EG On The Move Limited
- Type: Private
- Industry: Retail
- Founded: November 2024; 1 year ago
- Founder: Zuber Issa;
- Headquarters: Waterside, Lancashire, United Kingdom
- Area served: United Kingdom France
- Owner: Zuber Issa
- Website: eg-otm.com

= EG On The Move =

British retail group

EG On The Move Limited is a British operator of petrol stations, convenience stores and fast-food service providers across the United Kingdom and France.

In October 2023, the first trial EG On The Move forecourt was opened in Bury, by EG Group. Zuber Issa bought out EG Group's 32 UK forecourt sites and other assets in November 2024, launching EG On The Move as a separate company.

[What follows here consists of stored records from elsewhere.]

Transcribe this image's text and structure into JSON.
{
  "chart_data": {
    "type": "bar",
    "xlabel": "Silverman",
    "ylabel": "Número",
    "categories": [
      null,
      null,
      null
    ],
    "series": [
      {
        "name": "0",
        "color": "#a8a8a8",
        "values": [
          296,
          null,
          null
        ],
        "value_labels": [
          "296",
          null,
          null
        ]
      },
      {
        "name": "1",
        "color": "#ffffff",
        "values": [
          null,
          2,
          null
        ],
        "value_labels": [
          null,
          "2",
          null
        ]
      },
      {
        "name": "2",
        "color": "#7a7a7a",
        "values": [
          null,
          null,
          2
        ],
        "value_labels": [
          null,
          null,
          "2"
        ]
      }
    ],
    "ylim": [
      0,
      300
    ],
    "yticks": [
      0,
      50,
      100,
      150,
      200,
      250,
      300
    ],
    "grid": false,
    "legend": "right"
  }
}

The UK business has expanded its forecourt site number through acquisitions of Petrogas Group, Prax Group and MPK Garages Limited. In July 2026, the operator expanded into France with the acquisition of EG Group's French division.

== History ==

=== Beginnings ===
In March 2001, brothers Mohsin and Zuber Issa founded Euro Garages (later EG Group), with the purchase of a single BP forecourt in Bury, Greater Manchester for £150,000. From 2001 onwards, the brothers would then acquire numerous forecourts, such as from oil majors (such as BP and Esso) who were seeking to dispose their retail operations to focus on other interests. The brothers would implement concessions such as fast-food and convenience store providers at these sites, and would then expand into an international business.

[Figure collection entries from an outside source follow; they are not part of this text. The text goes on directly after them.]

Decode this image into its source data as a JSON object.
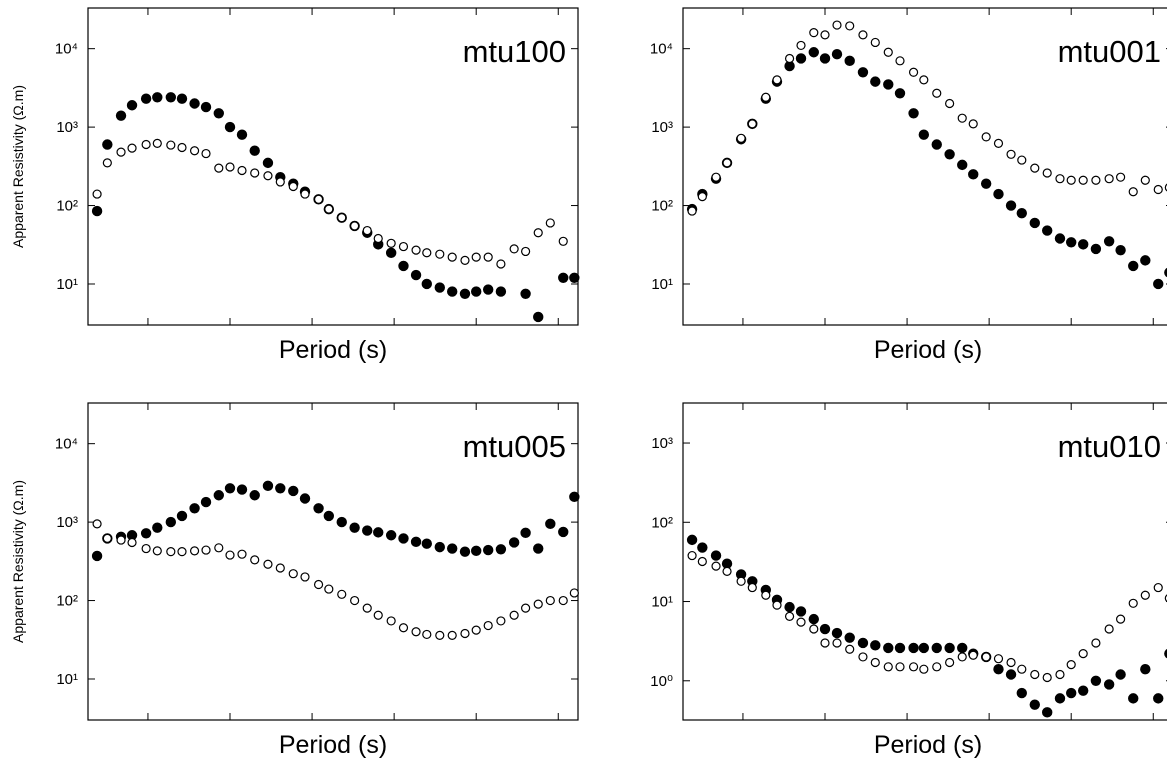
{
  "chart_data": [
    {
      "type": "scatter",
      "title": "mtu100",
      "x_label": "Period (s)",
      "y_label": "Apparent Resistivity (Ω.m)",
      "log_x": true,
      "log_y": true,
      "x": [
        0.00024,
        0.00032,
        0.00047,
        0.00064,
        0.00095,
        0.0013,
        0.0019,
        0.0026,
        0.0037,
        0.0051,
        0.0073,
        0.01,
        0.014,
        0.02,
        0.029,
        0.041,
        0.059,
        0.082,
        0.12,
        0.16,
        0.23,
        0.33,
        0.47,
        0.64,
        0.92,
        1.3,
        1.85,
        2.5,
        3.6,
        5.1,
        7.3,
        10,
        14,
        20,
        29,
        40,
        57,
        80,
        115,
        157
      ],
      "xlim": [
        0.000186,
        174
      ],
      "xticks": [
        0.001,
        0.01,
        0.1,
        1,
        10,
        100
      ],
      "ylim": [
        3,
        33000
      ],
      "yticks": [
        {
          "value": 10,
          "label": "10¹"
        },
        {
          "value": 100,
          "label": "10²"
        },
        {
          "value": 1000,
          "label": "10³"
        },
        {
          "value": 10000,
          "label": "10⁴"
        }
      ],
      "series": [
        {
          "color": "#000000",
          "filled": true,
          "values": [
            85,
            600,
            1400,
            1900,
            2300,
            2400,
            2400,
            2300,
            2000,
            1800,
            1500,
            1000,
            800,
            500,
            350,
            230,
            190,
            150,
            120,
            90,
            70,
            55,
            45,
            32,
            25,
            17,
            13,
            10,
            9,
            8,
            7.5,
            8,
            8.5,
            8,
            null,
            7.5,
            3.8,
            null,
            12,
            12
          ]
        },
        {
          "color": "#000000",
          "filled": false,
          "values": [
            140,
            350,
            480,
            540,
            600,
            620,
            590,
            550,
            500,
            460,
            300,
            310,
            280,
            260,
            240,
            200,
            175,
            140,
            120,
            90,
            70,
            55,
            48,
            38,
            33,
            30,
            27,
            25,
            24,
            22,
            20,
            22,
            22,
            18,
            28,
            26,
            45,
            60,
            35,
            null
          ]
        }
      ]
    },
    {
      "type": "scatter",
      "title": "mtu001",
      "x_label": "Period (s)",
      "log_x": true,
      "log_y": true,
      "x": [
        0.00024,
        0.00032,
        0.00047,
        0.00064,
        0.00095,
        0.0013,
        0.0019,
        0.0026,
        0.0037,
        0.0051,
        0.0073,
        0.01,
        0.014,
        0.02,
        0.029,
        0.041,
        0.059,
        0.082,
        0.12,
        0.16,
        0.23,
        0.33,
        0.47,
        0.64,
        0.92,
        1.3,
        1.85,
        2.5,
        3.6,
        5.1,
        7.3,
        10,
        14,
        20,
        29,
        40,
        57,
        80,
        115,
        157
      ],
      "xlim": [
        0.000186,
        174
      ],
      "xticks": [
        0.001,
        0.01,
        0.1,
        1,
        10,
        100
      ],
      "ylim": [
        3,
        33000
      ],
      "yticks": [
        {
          "value": 10,
          "label": "10¹"
        },
        {
          "value": 100,
          "label": "10²"
        },
        {
          "value": 1000,
          "label": "10³"
        },
        {
          "value": 10000,
          "label": "10⁴"
        }
      ],
      "series": [
        {
          "color": "#000000",
          "filled": true,
          "values": [
            90,
            140,
            220,
            350,
            700,
            1100,
            2300,
            3800,
            6000,
            7500,
            9000,
            7500,
            8500,
            7000,
            5000,
            3800,
            3500,
            2700,
            1500,
            800,
            600,
            450,
            330,
            250,
            190,
            140,
            100,
            80,
            60,
            48,
            38,
            34,
            32,
            28,
            35,
            27,
            17,
            20,
            10,
            14
          ]
        },
        {
          "color": "#000000",
          "filled": false,
          "values": [
            85,
            130,
            230,
            350,
            720,
            1100,
            2400,
            4000,
            7500,
            11000,
            16000,
            15000,
            20000,
            19500,
            15000,
            12000,
            9000,
            7000,
            5000,
            4000,
            2700,
            2000,
            1300,
            1100,
            750,
            620,
            450,
            380,
            300,
            260,
            220,
            210,
            210,
            210,
            220,
            230,
            150,
            210,
            160,
            170
          ]
        }
      ]
    },
    {
      "type": "scatter",
      "title": "mtu005",
      "x_label": "Period (s)",
      "y_label": "Apparent Resistivity (Ω.m)",
      "log_x": true,
      "log_y": true,
      "x": [
        0.00024,
        0.00032,
        0.00047,
        0.00064,
        0.00095,
        0.0013,
        0.0019,
        0.0026,
        0.0037,
        0.0051,
        0.0073,
        0.01,
        0.014,
        0.02,
        0.029,
        0.041,
        0.059,
        0.082,
        0.12,
        0.16,
        0.23,
        0.33,
        0.47,
        0.64,
        0.92,
        1.3,
        1.85,
        2.5,
        3.6,
        5.1,
        7.3,
        10,
        14,
        20,
        29,
        40,
        57,
        80,
        115,
        157
      ],
      "xlim": [
        0.000186,
        174
      ],
      "xticks": [
        0.001,
        0.01,
        0.1,
        1,
        10,
        100
      ],
      "ylim": [
        3,
        33000
      ],
      "yticks": [
        {
          "value": 10,
          "label": "10¹"
        },
        {
          "value": 100,
          "label": "10²"
        },
        {
          "value": 1000,
          "label": "10³"
        },
        {
          "value": 10000,
          "label": "10⁴"
        }
      ],
      "series": [
        {
          "color": "#000000",
          "filled": true,
          "values": [
            370,
            620,
            650,
            680,
            720,
            850,
            1000,
            1200,
            1500,
            1800,
            2200,
            2700,
            2600,
            2200,
            2900,
            2700,
            2500,
            2000,
            1500,
            1200,
            1000,
            850,
            780,
            740,
            680,
            620,
            560,
            530,
            480,
            460,
            420,
            430,
            440,
            450,
            550,
            730,
            460,
            950,
            750,
            2100
          ]
        },
        {
          "color": "#000000",
          "filled": false,
          "values": [
            950,
            620,
            590,
            550,
            460,
            430,
            420,
            420,
            430,
            440,
            470,
            380,
            390,
            330,
            290,
            260,
            220,
            200,
            160,
            140,
            120,
            100,
            80,
            65,
            55,
            45,
            40,
            37,
            36,
            36,
            38,
            42,
            48,
            55,
            65,
            80,
            90,
            100,
            100,
            125
          ]
        }
      ]
    },
    {
      "type": "scatter",
      "title": "mtu010",
      "x_label": "Period (s)",
      "log_x": true,
      "log_y": true,
      "x": [
        0.00024,
        0.00032,
        0.00047,
        0.00064,
        0.00095,
        0.0013,
        0.0019,
        0.0026,
        0.0037,
        0.0051,
        0.0073,
        0.01,
        0.014,
        0.02,
        0.029,
        0.041,
        0.059,
        0.082,
        0.12,
        0.16,
        0.23,
        0.33,
        0.47,
        0.64,
        0.92,
        1.3,
        1.85,
        2.5,
        3.6,
        5.1,
        7.3,
        10,
        14,
        20,
        29,
        40,
        57,
        80,
        115,
        157
      ],
      "xlim": [
        0.000186,
        174
      ],
      "xticks": [
        0.001,
        0.01,
        0.1,
        1,
        10,
        100
      ],
      "ylim": [
        0.32,
        3200
      ],
      "yticks": [
        {
          "value": 1,
          "label": "10⁰"
        },
        {
          "value": 10,
          "label": "10¹"
        },
        {
          "value": 100,
          "label": "10²"
        },
        {
          "value": 1000,
          "label": "10³"
        }
      ],
      "series": [
        {
          "color": "#000000",
          "filled": true,
          "values": [
            60,
            48,
            38,
            30,
            22,
            18,
            14,
            10.5,
            8.5,
            7.5,
            6,
            4.5,
            4,
            3.5,
            3,
            2.8,
            2.6,
            2.6,
            2.6,
            2.6,
            2.6,
            2.6,
            2.6,
            2.2,
            2.0,
            1.4,
            1.2,
            0.7,
            0.5,
            0.4,
            0.6,
            0.7,
            0.75,
            1.0,
            0.9,
            1.2,
            0.6,
            1.4,
            0.6,
            2.2
          ]
        },
        {
          "color": "#000000",
          "filled": false,
          "values": [
            38,
            32,
            28,
            24,
            18,
            15,
            12,
            9,
            6.5,
            5.5,
            4.5,
            3,
            3,
            2.5,
            2,
            1.7,
            1.5,
            1.5,
            1.5,
            1.4,
            1.5,
            1.7,
            2,
            2.1,
            2,
            1.9,
            1.7,
            1.4,
            1.2,
            1.1,
            1.2,
            1.6,
            2.2,
            3,
            4.5,
            6,
            9.5,
            12,
            15,
            11
          ]
        }
      ]
    }
  ]
}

By the end of 2022, EG Group had £7.6bn in debt, and was seeking to offload this debt by selling assets. In May 2023, it was announced that Asda Express would acquire a significant number of EG Group's UK forecourts and foodservice locations. In December 2023, it was announced that Yum! Brands would acquire EG Group's 218 KFC franchises across the UK and Ireland.

=== Launch ===
In May 2024, it was announced that Zuber would acquire a number of EG Group's remaining UK properties, via EG On the Move. A month later it was reported that Issa would step down from being co-chief executive of EG Group to focus on EG On The Move, though still maintaining his shareholding in EG Group.

EG On The Move began with EG Group acquisition completing in November 2024, with the transaction including 32 BP, Esso and Shell forecourt sites with Spar stores, EV On the Move, the master franchise for Cinnabon, as well as fast-food franchises for Ambala, Chaiiwala, Greggs, Sbarro, Starbucks and Subway. The company also operates Rivington services, which once included their own EG Rivington Lodge motel for a time. EG On the Move also operates concessions of Cake Box.

In July 2024, it was announced that British supermarket chain The Co-operative Group (Co-op) had signed a franchise agreement with EG On the Move.

In September 2024, the company announced it would become a franchisee of Popeyes, opening a location in Wakefield. Later in the same month, it was announced that six of the seven proposed Co-ops had been opened.

In December 2024, it was reported that the company were looking to take over Petrogas Group, the UK arm of Irish forecourt giant Applegreen. They announced it in January 2025, Welcome Break and its business in Northern Ireland (which now trades as Welcome Break) is not part of the deal.

In February 2025, it was announced that the operator would begin a partnership with Iceland. In September 2025, it was announced all Cinnabon franchises would close down, to allow the operator to focus on other opportunities.

=== Expansion ===
In February 2026, it was confirmed that the operator would acquire around 260 forecourts from EG Group, entering the French market.

In May 2026, the company purchased MPK Garages Limited, which consisted of 27 forecourt sites, mostly in the Midlands.

In July 2026, the company acquired 85 UK sites from Prax Group. Also in July 2026, the company's acquisition of 260 EG Group sites in France completed.